Kiai found making video games much easier than trying to fit into the industry as a developer. They were neither one of the guys nor one of the girls. They were invisible. “And it’s not just true of me; it’s true of all manner of us who don’t fit a certain young, thin, white, femme, able-bodied heteropatriarchal beauty standard,” said Kiai. “The double-bind of, if you’re hot enough, you get to have your hard-earned accomplishments diminished, and if you’re not hot enough … well, you’re defective. Disgusting. Completely irrelevant. Heads, they win. Tails, you lose.”

Kiai pushed their way into the video game industry for fear of disappearing if they didn’t. “I became one of those outspoken angry feminists everyone loves to hate, daring to say out loud all the things everyone else was silent about, because they didn’t want to burn any professional bridges,” Kiai said. “The one they always privately claimed they agreed with, except, you know, ‘We still want to be marketable to gamers.'”
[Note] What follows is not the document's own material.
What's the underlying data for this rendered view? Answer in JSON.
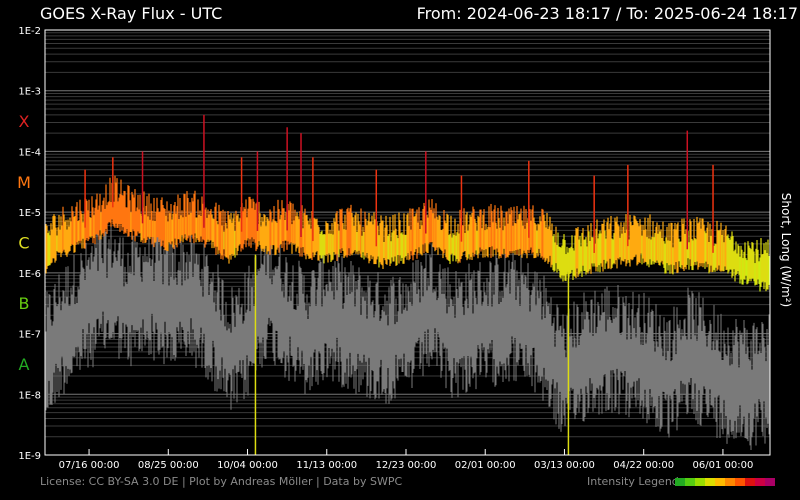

“I became their scapegoat. I was willing. I was young, foolish, and had nothing to lose I didn’t last in the industry very long, as you can probably imagine,” said Kiai. “I was pushed over to the margins, where I quietly worked alone on my own projects, desperately struggling to find my voice. They could exclude me all they wanted, but they couldn’t stop me from making games.”
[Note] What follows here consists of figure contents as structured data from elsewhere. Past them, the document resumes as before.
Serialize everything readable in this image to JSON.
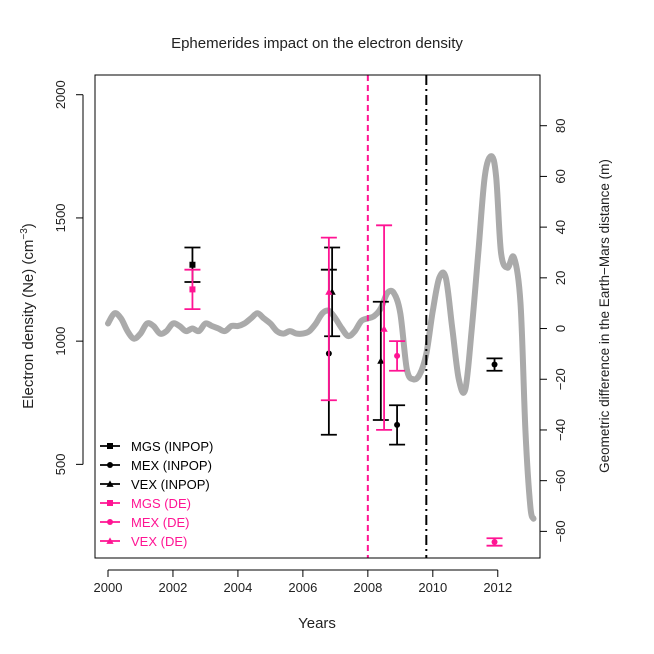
{
  "chart_data": {
    "type": "scatter",
    "title": "Ephemerides impact on the electron density",
    "xlabel": "Years",
    "ylabel_left": "Electron density (Ne) (cm",
    "ylabel_left_sup": "−3",
    "ylabel_left_close": ")",
    "ylabel_right": "Geometric difference in the Earth−Mars distance (m)",
    "xlim": [
      1999.6,
      2013.3
    ],
    "ylim_left": [
      120,
      2080
    ],
    "ylim_right": [
      -90.5,
      100
    ],
    "x_ticks": [
      2000,
      2002,
      2004,
      2006,
      2008,
      2010,
      2012
    ],
    "x_tick_labels": [
      "2000",
      "2002",
      "2004",
      "2006",
      "2008",
      "2010",
      "2012"
    ],
    "y_left_ticks": [
      500,
      1000,
      1500,
      2000
    ],
    "y_left_tick_labels": [
      "500",
      "1000",
      "1500",
      "2000"
    ],
    "y_right_ticks": [
      -80,
      -60,
      -40,
      -20,
      0,
      20,
      40,
      60,
      80
    ],
    "y_right_tick_labels": [
      "−80",
      "−60",
      "−40",
      "−20",
      "0",
      "20",
      "40",
      "60",
      "80"
    ],
    "vlines": [
      {
        "x": 2008.0,
        "style": "dashed",
        "color": "#ff1493"
      },
      {
        "x": 2009.8,
        "style": "dashdot",
        "color": "#000000"
      }
    ],
    "colors": {
      "inpop": "#000000",
      "de": "#ff1493",
      "curve": "#aaaaaa"
    },
    "legend": {
      "position": "bottom-left",
      "entries": [
        {
          "label": "MGS (INPOP)",
          "symbol": "square",
          "group": "inpop"
        },
        {
          "label": "MEX (INPOP)",
          "symbol": "circle",
          "group": "inpop"
        },
        {
          "label": "VEX (INPOP)",
          "symbol": "triangle",
          "group": "inpop"
        },
        {
          "label": "MGS (DE)",
          "symbol": "square",
          "group": "de"
        },
        {
          "label": "MEX (DE)",
          "symbol": "circle",
          "group": "de"
        },
        {
          "label": "VEX (DE)",
          "symbol": "triangle",
          "group": "de"
        }
      ]
    },
    "series": [
      {
        "name": "MGS (INPOP)",
        "group": "inpop",
        "symbol": "square",
        "points": [
          {
            "x": 2002.6,
            "y": 1310,
            "lo": 1240,
            "hi": 1380
          }
        ]
      },
      {
        "name": "MGS (DE)",
        "group": "de",
        "symbol": "square",
        "points": [
          {
            "x": 2002.6,
            "y": 1210,
            "lo": 1130,
            "hi": 1290
          }
        ]
      },
      {
        "name": "MEX (INPOP)",
        "group": "inpop",
        "symbol": "circle",
        "points": [
          {
            "x": 2006.8,
            "y": 950,
            "lo": 620,
            "hi": 1290
          },
          {
            "x": 2008.9,
            "y": 660,
            "lo": 580,
            "hi": 740
          },
          {
            "x": 2011.9,
            "y": 905,
            "lo": 880,
            "hi": 930
          }
        ]
      },
      {
        "name": "MEX (DE)",
        "group": "de",
        "symbol": "circle",
        "points": [
          {
            "x": 2008.9,
            "y": 940,
            "lo": 880,
            "hi": 1000
          },
          {
            "x": 2011.9,
            "y": 185,
            "lo": 170,
            "hi": 200
          }
        ]
      },
      {
        "name": "VEX (INPOP)",
        "group": "inpop",
        "symbol": "triangle",
        "points": [
          {
            "x": 2006.9,
            "y": 1200,
            "lo": 1020,
            "hi": 1380
          },
          {
            "x": 2008.4,
            "y": 920,
            "lo": 680,
            "hi": 1160
          }
        ]
      },
      {
        "name": "VEX (DE)",
        "group": "de",
        "symbol": "triangle",
        "points": [
          {
            "x": 2006.8,
            "y": 1200,
            "lo": 760,
            "hi": 1420
          },
          {
            "x": 2008.5,
            "y": 1050,
            "lo": 640,
            "hi": 1470
          }
        ]
      }
    ],
    "curve": {
      "name": "Geometric difference in the Earth−Mars distance",
      "axis": "right",
      "x": [
        2000.0,
        2000.2,
        2000.4,
        2000.6,
        2000.8,
        2001.0,
        2001.2,
        2001.4,
        2001.6,
        2001.8,
        2002.0,
        2002.2,
        2002.4,
        2002.6,
        2002.8,
        2003.0,
        2003.2,
        2003.4,
        2003.6,
        2003.8,
        2004.0,
        2004.2,
        2004.4,
        2004.6,
        2004.8,
        2005.0,
        2005.2,
        2005.4,
        2005.6,
        2005.8,
        2006.0,
        2006.2,
        2006.4,
        2006.6,
        2006.8,
        2007.0,
        2007.2,
        2007.4,
        2007.6,
        2007.8,
        2008.0,
        2008.2,
        2008.4,
        2008.6,
        2008.8,
        2009.0,
        2009.2,
        2009.4,
        2009.6,
        2009.8,
        2010.0,
        2010.2,
        2010.4,
        2010.6,
        2010.8,
        2011.0,
        2011.2,
        2011.4,
        2011.6,
        2011.8,
        2011.95,
        2012.1,
        2012.3,
        2012.5,
        2012.7,
        2012.85,
        2013.0,
        2013.1
      ],
      "y": [
        2,
        6,
        4,
        -1,
        -4,
        -2,
        2,
        1,
        -2,
        -1,
        2,
        1,
        -1,
        0,
        -1,
        2,
        1,
        0,
        -1,
        1,
        1,
        2,
        4,
        6,
        4,
        2,
        -1,
        -2,
        -1,
        -2,
        -2,
        -1,
        2,
        6,
        7,
        4,
        0,
        -3,
        -1,
        3,
        4,
        5,
        8,
        14,
        14,
        6,
        -16,
        -20,
        -18,
        -10,
        7,
        20,
        20,
        0,
        -20,
        -24,
        0,
        30,
        60,
        68,
        60,
        30,
        24,
        28,
        10,
        -40,
        -70,
        -75
      ]
    }
  }
}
Dominique Pamplemousse was a way for Kiai to express frustration with binary conceptions of gender. “I don’t think anyone can fully be described by a gender or a race or a sexuality or any other limiting category. I think there are as many target audiences as there are people,” said Kiai. “One day, I want to see a game industry that understands this. I want to see a game industry that tells its young and up-and-coming developers that their stories are valuable, that their unique creative voices are worth cultivating.”

Kiai believes that things are starting to change, in no small part due to the number of artists, critics, and academics who are gathering at panels like #1ReasonToBe or at other conferences and events. That said, Kiai’s game did not win any of the awards for which it was nominated, and rather than being upset by this, Kiai was relieved.

“The thing is, being recognized for awards like the IGF means being seen. And being seen, when you’re a person who looks like me, is a double-edged sword,” Kiai said. “The more attention and notoriety I get, the more I start wondering when all the 4Chan trolls are going to come out and get me. Like they’ve done to, oh, pretty much every single person I like and respect in games. I’ve already started to see them pop up on Steam. I know they’re just trolls, and I’m just supposed to ignore them. But honestly? I’m terrified.

“Maybe it’s better to be invisible. I know invisible. I can live with invisible.”